Alexander Bredereck: Das liegt daran, dass die Unternehmen, die intensiv die gesetzlichen Möglichkeiten für Zeitarbeit nutzen, kein Interesse daran haben, langfristige Beschäftigungsverhältnisse einzugehen. Dabei spielen natürlich die günstigeren Konditionen für Leiharbeiter eine Rolle. Theoretisch kann man sich mit entsprechenden vertraglichen Vereinbarungen vor solchen Kündigungen schützen. In der Praxis lässt sich so etwas allerdings nur schwer durchsetzen.

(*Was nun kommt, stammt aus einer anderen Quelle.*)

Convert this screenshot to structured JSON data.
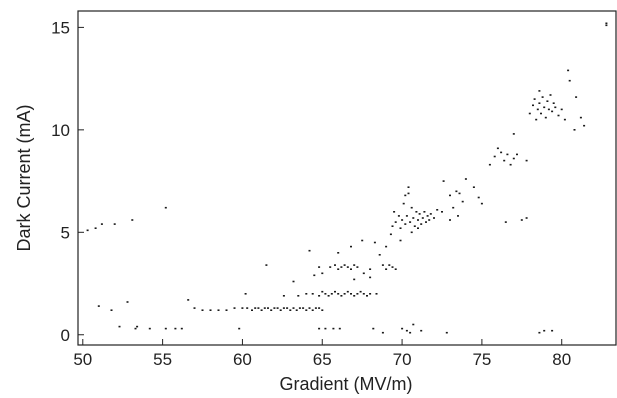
{
  "chart_data": {
    "type": "scatter",
    "xlabel": "Gradient (MV/m)",
    "ylabel": "Dark Current (mA)",
    "xlim": [
      49.7,
      83.4
    ],
    "ylim": [
      -0.5,
      15.8
    ],
    "x_ticks": [
      50,
      55,
      60,
      65,
      70,
      75,
      80
    ],
    "y_ticks": [
      0,
      5,
      10,
      15
    ],
    "grid": false,
    "legend": "none",
    "marker_color": "#1a1a1a",
    "series": [
      {
        "points": [
          [
            50.3,
            5.1
          ],
          [
            50.8,
            5.2
          ],
          [
            51.2,
            5.4
          ],
          [
            52.0,
            5.4
          ],
          [
            53.1,
            5.6
          ],
          [
            55.2,
            6.2
          ],
          [
            51.0,
            1.4
          ],
          [
            51.8,
            1.2
          ],
          [
            52.3,
            0.4
          ],
          [
            52.8,
            1.6
          ],
          [
            53.3,
            0.3
          ],
          [
            53.4,
            0.4
          ],
          [
            54.2,
            0.3
          ],
          [
            55.2,
            0.3
          ],
          [
            55.8,
            0.3
          ],
          [
            56.2,
            0.3
          ],
          [
            56.6,
            1.7
          ],
          [
            57.0,
            1.3
          ],
          [
            57.5,
            1.2
          ],
          [
            58.0,
            1.2
          ],
          [
            58.5,
            1.2
          ],
          [
            59.0,
            1.2
          ],
          [
            59.5,
            1.3
          ],
          [
            59.8,
            0.3
          ],
          [
            60.0,
            1.3
          ],
          [
            60.3,
            1.3
          ],
          [
            60.6,
            1.2
          ],
          [
            60.8,
            1.3
          ],
          [
            61.0,
            1.3
          ],
          [
            61.2,
            1.2
          ],
          [
            61.4,
            1.3
          ],
          [
            61.6,
            1.3
          ],
          [
            61.8,
            1.2
          ],
          [
            62.0,
            1.3
          ],
          [
            62.2,
            1.3
          ],
          [
            62.4,
            1.2
          ],
          [
            62.6,
            1.3
          ],
          [
            62.8,
            1.3
          ],
          [
            63.0,
            1.2
          ],
          [
            63.2,
            1.3
          ],
          [
            63.4,
            1.2
          ],
          [
            63.6,
            1.3
          ],
          [
            63.8,
            1.3
          ],
          [
            64.0,
            1.2
          ],
          [
            64.2,
            1.3
          ],
          [
            64.4,
            1.2
          ],
          [
            64.6,
            1.3
          ],
          [
            64.8,
            1.3
          ],
          [
            65.0,
            1.2
          ],
          [
            61.5,
            3.4
          ],
          [
            60.2,
            2.0
          ],
          [
            62.6,
            1.9
          ],
          [
            63.5,
            1.9
          ],
          [
            64.0,
            2.0
          ],
          [
            64.4,
            2.0
          ],
          [
            64.8,
            1.9
          ],
          [
            65.0,
            2.1
          ],
          [
            65.2,
            2.0
          ],
          [
            65.4,
            1.9
          ],
          [
            65.6,
            2.0
          ],
          [
            65.8,
            2.1
          ],
          [
            66.0,
            2.0
          ],
          [
            66.2,
            1.9
          ],
          [
            66.4,
            2.0
          ],
          [
            66.6,
            2.1
          ],
          [
            66.8,
            2.0
          ],
          [
            67.0,
            1.9
          ],
          [
            67.2,
            2.0
          ],
          [
            67.4,
            2.1
          ],
          [
            67.6,
            2.0
          ],
          [
            67.8,
            1.9
          ],
          [
            68.0,
            2.0
          ],
          [
            68.4,
            2.0
          ],
          [
            64.8,
            3.3
          ],
          [
            64.2,
            4.1
          ],
          [
            63.2,
            2.6
          ],
          [
            64.5,
            2.9
          ],
          [
            65.0,
            3.0
          ],
          [
            65.5,
            3.3
          ],
          [
            65.8,
            3.4
          ],
          [
            66.0,
            3.2
          ],
          [
            66.2,
            3.3
          ],
          [
            66.4,
            3.4
          ],
          [
            66.6,
            3.3
          ],
          [
            66.8,
            3.2
          ],
          [
            67.0,
            3.4
          ],
          [
            67.2,
            3.3
          ],
          [
            67.6,
            3.0
          ],
          [
            68.0,
            3.2
          ],
          [
            66.0,
            4.0
          ],
          [
            66.8,
            4.3
          ],
          [
            67.0,
            2.7
          ],
          [
            67.5,
            4.6
          ],
          [
            68.0,
            2.8
          ],
          [
            68.3,
            4.5
          ],
          [
            68.6,
            3.9
          ],
          [
            68.8,
            3.4
          ],
          [
            69.0,
            3.2
          ],
          [
            69.2,
            3.4
          ],
          [
            69.4,
            3.3
          ],
          [
            69.6,
            3.2
          ],
          [
            69.0,
            4.3
          ],
          [
            69.3,
            4.9
          ],
          [
            69.4,
            5.3
          ],
          [
            69.5,
            6.0
          ],
          [
            69.6,
            5.5
          ],
          [
            69.8,
            5.8
          ],
          [
            69.9,
            5.2
          ],
          [
            70.0,
            5.6
          ],
          [
            70.1,
            6.4
          ],
          [
            70.2,
            5.4
          ],
          [
            70.3,
            5.8
          ],
          [
            70.4,
            6.9
          ],
          [
            70.5,
            5.5
          ],
          [
            70.6,
            6.2
          ],
          [
            70.7,
            5.7
          ],
          [
            70.8,
            5.3
          ],
          [
            70.9,
            6.0
          ],
          [
            71.0,
            5.6
          ],
          [
            71.1,
            5.9
          ],
          [
            71.2,
            5.4
          ],
          [
            71.3,
            5.7
          ],
          [
            71.4,
            6.0
          ],
          [
            71.5,
            5.5
          ],
          [
            71.6,
            5.8
          ],
          [
            71.7,
            5.6
          ],
          [
            71.8,
            5.9
          ],
          [
            72.0,
            5.7
          ],
          [
            72.2,
            6.1
          ],
          [
            70.4,
            7.2
          ],
          [
            70.2,
            6.8
          ],
          [
            71.0,
            5.2
          ],
          [
            70.6,
            5.0
          ],
          [
            69.9,
            4.6
          ],
          [
            70.0,
            0.3
          ],
          [
            70.3,
            0.2
          ],
          [
            70.7,
            0.5
          ],
          [
            71.2,
            0.2
          ],
          [
            70.5,
            0.1
          ],
          [
            64.8,
            0.3
          ],
          [
            65.2,
            0.3
          ],
          [
            65.7,
            0.3
          ],
          [
            66.1,
            0.3
          ],
          [
            68.2,
            0.3
          ],
          [
            68.8,
            0.1
          ],
          [
            72.5,
            6.0
          ],
          [
            73.0,
            5.6
          ],
          [
            73.0,
            6.8
          ],
          [
            73.2,
            6.2
          ],
          [
            73.4,
            7.0
          ],
          [
            73.6,
            6.9
          ],
          [
            73.8,
            6.5
          ],
          [
            74.0,
            7.6
          ],
          [
            72.6,
            7.5
          ],
          [
            74.5,
            7.2
          ],
          [
            74.8,
            6.7
          ],
          [
            75.0,
            6.4
          ],
          [
            73.5,
            5.8
          ],
          [
            72.8,
            0.1
          ],
          [
            75.5,
            8.3
          ],
          [
            75.8,
            8.7
          ],
          [
            76.0,
            9.1
          ],
          [
            76.2,
            8.9
          ],
          [
            76.4,
            8.5
          ],
          [
            76.6,
            8.8
          ],
          [
            76.8,
            8.3
          ],
          [
            77.0,
            8.6
          ],
          [
            77.2,
            8.8
          ],
          [
            77.5,
            5.6
          ],
          [
            77.8,
            5.7
          ],
          [
            77.0,
            9.8
          ],
          [
            77.8,
            8.5
          ],
          [
            76.5,
            5.5
          ],
          [
            78.0,
            10.8
          ],
          [
            78.2,
            11.2
          ],
          [
            78.3,
            11.5
          ],
          [
            78.4,
            10.5
          ],
          [
            78.5,
            11.0
          ],
          [
            78.6,
            11.3
          ],
          [
            78.7,
            10.8
          ],
          [
            78.8,
            11.6
          ],
          [
            78.9,
            11.1
          ],
          [
            79.0,
            10.6
          ],
          [
            79.1,
            11.4
          ],
          [
            79.2,
            11.0
          ],
          [
            79.3,
            11.7
          ],
          [
            79.4,
            10.9
          ],
          [
            79.5,
            11.3
          ],
          [
            79.6,
            11.1
          ],
          [
            79.8,
            10.7
          ],
          [
            80.0,
            11.0
          ],
          [
            80.2,
            10.5
          ],
          [
            80.5,
            12.4
          ],
          [
            80.4,
            12.9
          ],
          [
            80.9,
            11.6
          ],
          [
            81.2,
            10.6
          ],
          [
            81.4,
            10.2
          ],
          [
            80.8,
            10.0
          ],
          [
            78.6,
            11.9
          ],
          [
            78.6,
            0.1
          ],
          [
            78.9,
            0.2
          ],
          [
            79.4,
            0.2
          ],
          [
            82.8,
            15.1
          ],
          [
            82.8,
            15.2
          ]
        ]
      }
    ]
  }
}
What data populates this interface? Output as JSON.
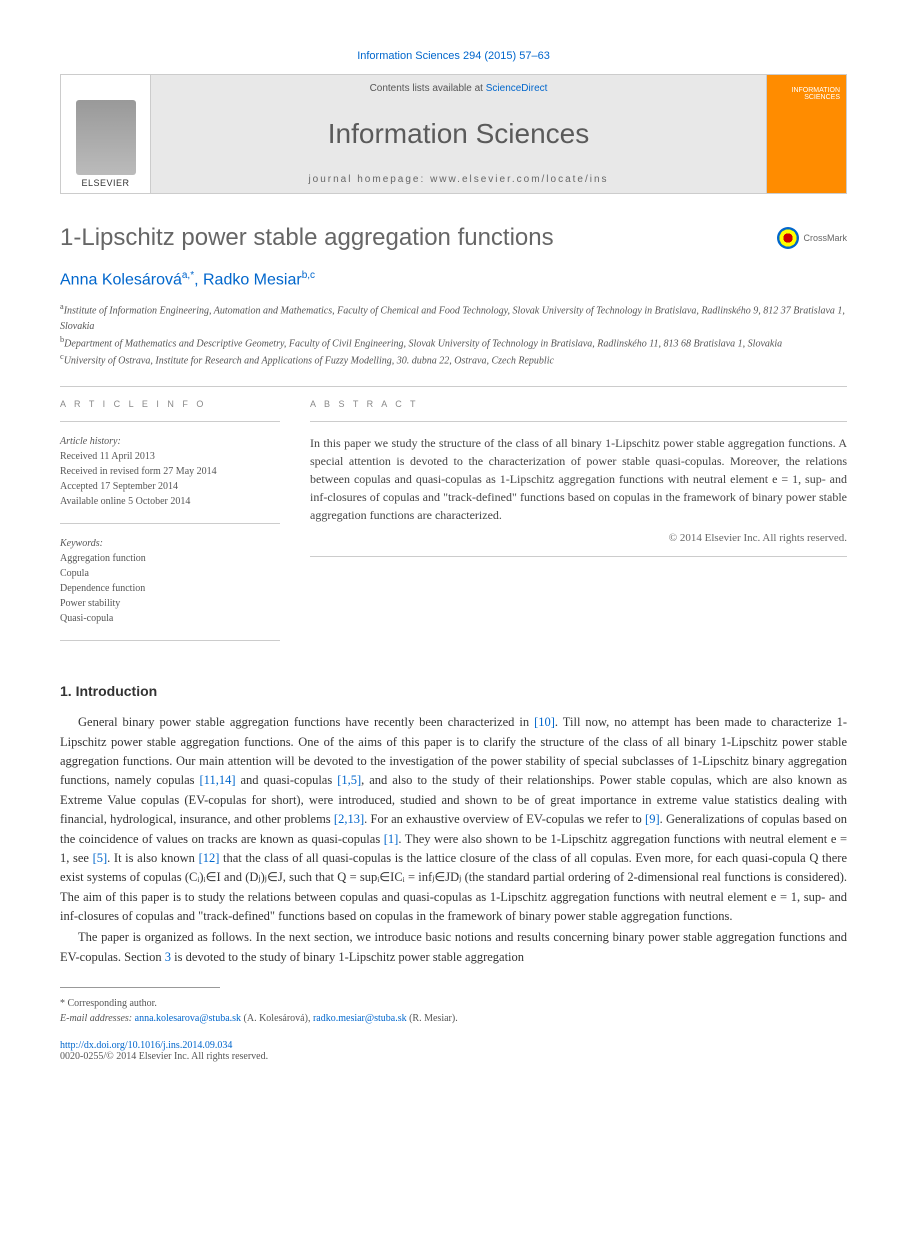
{
  "citation": "Information Sciences 294 (2015) 57–63",
  "banner": {
    "contents_pre": "Contents lists available at ",
    "contents_link": "ScienceDirect",
    "journal": "Information Sciences",
    "homepage_label": "journal homepage: ",
    "homepage_url": "www.elsevier.com/locate/ins",
    "publisher": "ELSEVIER"
  },
  "crossmark": "CrossMark",
  "title": "1-Lipschitz power stable aggregation functions",
  "authors": [
    {
      "name": "Anna Kolesárová",
      "marks": "a,*"
    },
    {
      "name": "Radko Mesiar",
      "marks": "b,c"
    }
  ],
  "affiliations": [
    {
      "mark": "a",
      "text": "Institute of Information Engineering, Automation and Mathematics, Faculty of Chemical and Food Technology, Slovak University of Technology in Bratislava, Radlinského 9, 812 37 Bratislava 1, Slovakia"
    },
    {
      "mark": "b",
      "text": "Department of Mathematics and Descriptive Geometry, Faculty of Civil Engineering, Slovak University of Technology in Bratislava, Radlinského 11, 813 68 Bratislava 1, Slovakia"
    },
    {
      "mark": "c",
      "text": "University of Ostrava, Institute for Research and Applications of Fuzzy Modelling, 30. dubna 22, Ostrava, Czech Republic"
    }
  ],
  "info": {
    "label": "A R T I C L E   I N F O",
    "history_label": "Article history:",
    "history": [
      "Received 11 April 2013",
      "Received in revised form 27 May 2014",
      "Accepted 17 September 2014",
      "Available online 5 October 2014"
    ],
    "keywords_label": "Keywords:",
    "keywords": [
      "Aggregation function",
      "Copula",
      "Dependence function",
      "Power stability",
      "Quasi-copula"
    ]
  },
  "abstract": {
    "label": "A B S T R A C T",
    "text": "In this paper we study the structure of the class of all binary 1-Lipschitz power stable aggregation functions. A special attention is devoted to the characterization of power stable quasi-copulas. Moreover, the relations between copulas and quasi-copulas as 1-Lipschitz aggregation functions with neutral element e = 1, sup- and inf-closures of copulas and \"track-defined\" functions based on copulas in the framework of binary power stable aggregation functions are characterized.",
    "copyright": "© 2014 Elsevier Inc. All rights reserved."
  },
  "section1": {
    "heading": "1. Introduction",
    "p1_a": "General binary power stable aggregation functions have recently been characterized in ",
    "ref1": "[10]",
    "p1_b": ". Till now, no attempt has been made to characterize 1-Lipschitz power stable aggregation functions. One of the aims of this paper is to clarify the structure of the class of all binary 1-Lipschitz power stable aggregation functions. Our main attention will be devoted to the investigation of the power stability of special subclasses of 1-Lipschitz binary aggregation functions, namely copulas ",
    "ref2": "[11,14]",
    "p1_c": " and quasi-copulas ",
    "ref3": "[1,5]",
    "p1_d": ", and also to the study of their relationships. Power stable copulas, which are also known as Extreme Value copulas (EV-copulas for short), were introduced, studied and shown to be of great importance in extreme value statistics dealing with financial, hydrological, insurance, and other problems ",
    "ref4": "[2,13]",
    "p1_e": ". For an exhaustive overview of EV-copulas we refer to ",
    "ref5": "[9]",
    "p1_f": ". Generalizations of copulas based on the coincidence of values on tracks are known as quasi-copulas ",
    "ref6": "[1]",
    "p1_g": ". They were also shown to be 1-Lipschitz aggregation functions with neutral element e = 1, see ",
    "ref7": "[5]",
    "p1_h": ". It is also known ",
    "ref8": "[12]",
    "p1_i": " that the class of all quasi-copulas is the lattice closure of the class of all copulas. Even more, for each quasi-copula Q there exist systems of copulas (Cᵢ)ᵢ∈I and (Dⱼ)ⱼ∈J, such that Q = supᵢ∈ICᵢ = infⱼ∈JDⱼ (the standard partial ordering of 2-dimensional real functions is considered). The aim of this paper is to study the relations between copulas and quasi-copulas as 1-Lipschitz aggregation functions with neutral element e = 1, sup- and inf-closures of copulas and \"track-defined\" functions based on copulas in the framework of binary power stable aggregation functions.",
    "p2_a": "The paper is organized as follows. In the next section, we introduce basic notions and results concerning binary power stable aggregation functions and EV-copulas. Section ",
    "ref9": "3",
    "p2_b": " is devoted to the study of binary 1-Lipschitz power stable aggregation"
  },
  "footnote": {
    "corr": "* Corresponding author.",
    "email_label": "E-mail addresses: ",
    "email1": "anna.kolesarova@stuba.sk",
    "email1_name": " (A. Kolesárová), ",
    "email2": "radko.mesiar@stuba.sk",
    "email2_name": " (R. Mesiar)."
  },
  "doi": {
    "url": "http://dx.doi.org/10.1016/j.ins.2014.09.034",
    "issn": "0020-0255/© 2014 Elsevier Inc. All rights reserved."
  },
  "colors": {
    "link": "#0066cc",
    "accent": "#ff8c00",
    "title_gray": "#666666"
  }
}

Ich empfehle allen Zeitarbeitern, eine Rechtsschutzversicherung abzuschließen und nach Erwerb des Kündigungsschutzes, also ein halbes Jahr nach Beginn des Arbeitsverhältnisses, die Rechte auch durchzusetzen.

verbraucherblick: Darf ich als Zeitarbeitnehmer betriebsbedingt gekündigt werden?

Alexander Bredereck: Ja, allerdings nicht einfach dann, wenn der Auftrag bei einem Entleiher endet. Hier muss das Zeitarbeitsunternehmen wie jedes andere Unternehmen auch die betriebsbedingten Gründe im Einzelnen darlegen und beweisen. Bei Zugang einer Kündigung empfiehlt sich, wie sonst auch, innerhalb von drei Wochen Kündigungsschutzklage beim zuständigen Arbeitsgericht einzureichen. Eine gute Abfindung ist in der Regel mindestens drin. Manchmal wurde versehentlich auch ein Arbeitsverhältnis zum Entleiher begründet, und man klagt sich dann dort ein.

verbraucherblick: Darf ich als Arbeitsloser die Vermittlung in Zeitarbeit ablehnen?

Alexander Bredereck: Damit wäre ich vorsichtig. Das müsste schon gut begründet sein. Wer will schon im Falle einer anschließenden Leistungskürzung jahrelang vor den Sozialgerichten klagen?